Tischtennis: Verband hofft nun auf Spiele ab dem 17. April
Saisonfortsetzung erneut verschoben

Kreis Warendorf -

Die Sorgenfalten bei den Verantwortlichen des Tischtennis-Verbandes werden mutmaßlich größer. Nachdem der Lockdown bis zum 7. März verlängert wurde, kann der Spielbetrieb natürlich nicht wie geplant zum 1. März wieder aufgenommen werden. Nun hofft man auf die Zeit nach den Osterferien.

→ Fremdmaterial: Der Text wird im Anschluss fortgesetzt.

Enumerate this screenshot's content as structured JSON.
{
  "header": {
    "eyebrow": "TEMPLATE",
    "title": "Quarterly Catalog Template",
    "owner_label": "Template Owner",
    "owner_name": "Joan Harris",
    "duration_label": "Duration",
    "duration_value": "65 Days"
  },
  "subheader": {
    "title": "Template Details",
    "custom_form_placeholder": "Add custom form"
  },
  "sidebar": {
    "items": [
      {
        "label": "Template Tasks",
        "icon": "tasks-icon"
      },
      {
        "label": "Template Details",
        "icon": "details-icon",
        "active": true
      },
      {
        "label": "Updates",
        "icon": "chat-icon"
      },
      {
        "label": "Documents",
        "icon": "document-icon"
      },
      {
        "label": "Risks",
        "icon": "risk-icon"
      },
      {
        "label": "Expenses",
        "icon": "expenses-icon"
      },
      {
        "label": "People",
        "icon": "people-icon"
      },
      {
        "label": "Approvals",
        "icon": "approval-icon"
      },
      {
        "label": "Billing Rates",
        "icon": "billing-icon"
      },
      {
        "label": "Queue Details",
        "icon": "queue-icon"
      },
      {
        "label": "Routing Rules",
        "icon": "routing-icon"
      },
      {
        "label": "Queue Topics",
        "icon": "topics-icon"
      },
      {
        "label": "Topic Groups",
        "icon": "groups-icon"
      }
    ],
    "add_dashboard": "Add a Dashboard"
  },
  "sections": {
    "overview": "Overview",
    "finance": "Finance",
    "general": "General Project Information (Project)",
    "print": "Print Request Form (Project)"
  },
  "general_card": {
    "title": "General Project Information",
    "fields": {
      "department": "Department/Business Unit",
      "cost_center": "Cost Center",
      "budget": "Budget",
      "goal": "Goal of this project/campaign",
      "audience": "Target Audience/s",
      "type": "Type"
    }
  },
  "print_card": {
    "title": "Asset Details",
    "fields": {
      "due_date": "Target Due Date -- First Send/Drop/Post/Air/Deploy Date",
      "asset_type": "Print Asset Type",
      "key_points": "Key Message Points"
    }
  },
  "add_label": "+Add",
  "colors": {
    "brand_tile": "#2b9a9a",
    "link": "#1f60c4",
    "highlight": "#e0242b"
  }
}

Mittwoch, 17.02.2021, 05:24 Uhr aktualisiert: 17.02.2021, 05:30 Uhr
Ob beispielsweise Carsten Schmedt und die TTG Beelen in dieser Saison noch an die Tische dürfen, scheint fraglich. Der Verband setzt nun auf einen Re-Start-Termin nach Ostern. Foto: Wegener
Ob beispielsweise Carsten Schmedt und die TTG Beelen in dieser Saison noch an die Tische dürfen, scheint fraglich. Der Verband setzt nun auf einen Re-Start-Termin nach Ostern. Foto: Wegener Foto: Henning Wegener

Der Sportvorstand des Westdeutschen Tischtennis-Verbands (WTTV) hat dazu in dieser Woche nach einem Umlaufverfahren – in der Hoffnung auf eine weitere Verbesserung der Corona-Zahlen – einen entsprechenden Beschluss gefasst. Wenn es aus der Politik grünes Licht gibt, soll es demnach in den Ligen ab dem 17. April (nur Jungen) bzw. dem 24. April weitergehen.

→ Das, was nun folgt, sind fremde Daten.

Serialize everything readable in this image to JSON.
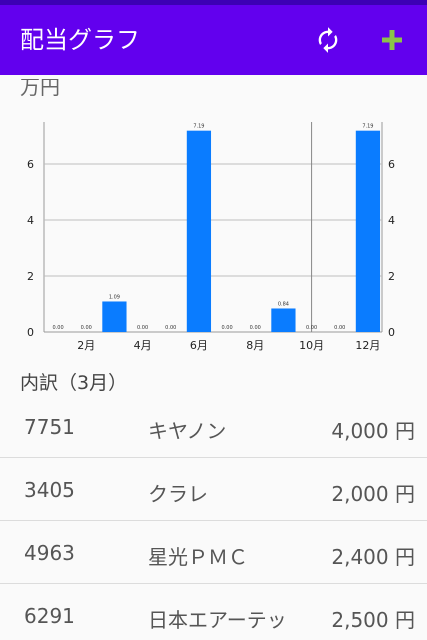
{
  "appbar": {
    "title": "配当グラフ",
    "accent": "#6200ee",
    "add_icon_color": "#8bc34a",
    "icons": [
      "refresh-icon",
      "plus-icon"
    ]
  },
  "chart_data": {
    "type": "bar",
    "unit_label": "万円",
    "categories": [
      "1月",
      "2月",
      "3月",
      "4月",
      "5月",
      "6月",
      "7月",
      "8月",
      "9月",
      "10月",
      "11月",
      "12月"
    ],
    "x_tick_labels": [
      "2月",
      "4月",
      "6月",
      "8月",
      "10月",
      "12月"
    ],
    "values": [
      0,
      0,
      1.09,
      0,
      0,
      7.19,
      0,
      0,
      0.84,
      0,
      0,
      7.19
    ],
    "value_labels": [
      "0.00",
      "0.00",
      "1.09",
      "0.00",
      "0.00",
      "7.19",
      "0.00",
      "0.00",
      "0.84",
      "0.00",
      "0.00",
      "7.19"
    ],
    "ylim": [
      0,
      7.5
    ],
    "yticks": [
      0,
      2,
      4,
      6
    ],
    "bar_color": "#0a7cff",
    "grid": true,
    "highlight_category": "10月"
  },
  "breakdown": {
    "title": "内訳（3月）",
    "rows": [
      {
        "code": "7751",
        "name": "キヤノン",
        "amount": "4,000 円"
      },
      {
        "code": "3405",
        "name": "クラレ",
        "amount": "2,000 円"
      },
      {
        "code": "4963",
        "name": "星光ＰＭＣ",
        "amount": "2,400 円"
      },
      {
        "code": "6291",
        "name": "日本エアーテッ",
        "amount": "2,500 円"
      }
    ]
  }
}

Der letzte reguläre Spieltag wäre dann am Wochenende 15./16. Mai, während die Entscheidungsspiele für den 29./30. Mai und 5./6. Juni geplant sind. Weitere Spiele nach dem 15./16. Mai sind zumindest auf Bezirks- und Kreisebene ausdrücklich zulässig, heißt es.

Für Einzelmeisterschaften, Ranglistenspiele, sämtliche Turniere und Pokalwettbewerbe wurde das bestehende Austragungsverbot bis zum 11. April verlängert. Sollte sich auch nach den Osterferien kein Spielbetrieb realisieren lassen, wird sich der WTTV mit einem kompletten Abbruch der Saison beschäftigen. Falls die Durchführung einer einfachen Runde und damit der Hälfte der geplanten Spiele nicht vollständig gelingen sollte, wird die Spielzeit 2020/21 für ungültig erklärt. Dann gibt es keinen Auf- und keinen Abstieg. Für die Mini-Meisterschaten auf Kreis-, Bezirks- und Verbandsebene ist ein Zeitrahmen bis zum 15. August vorgesehen.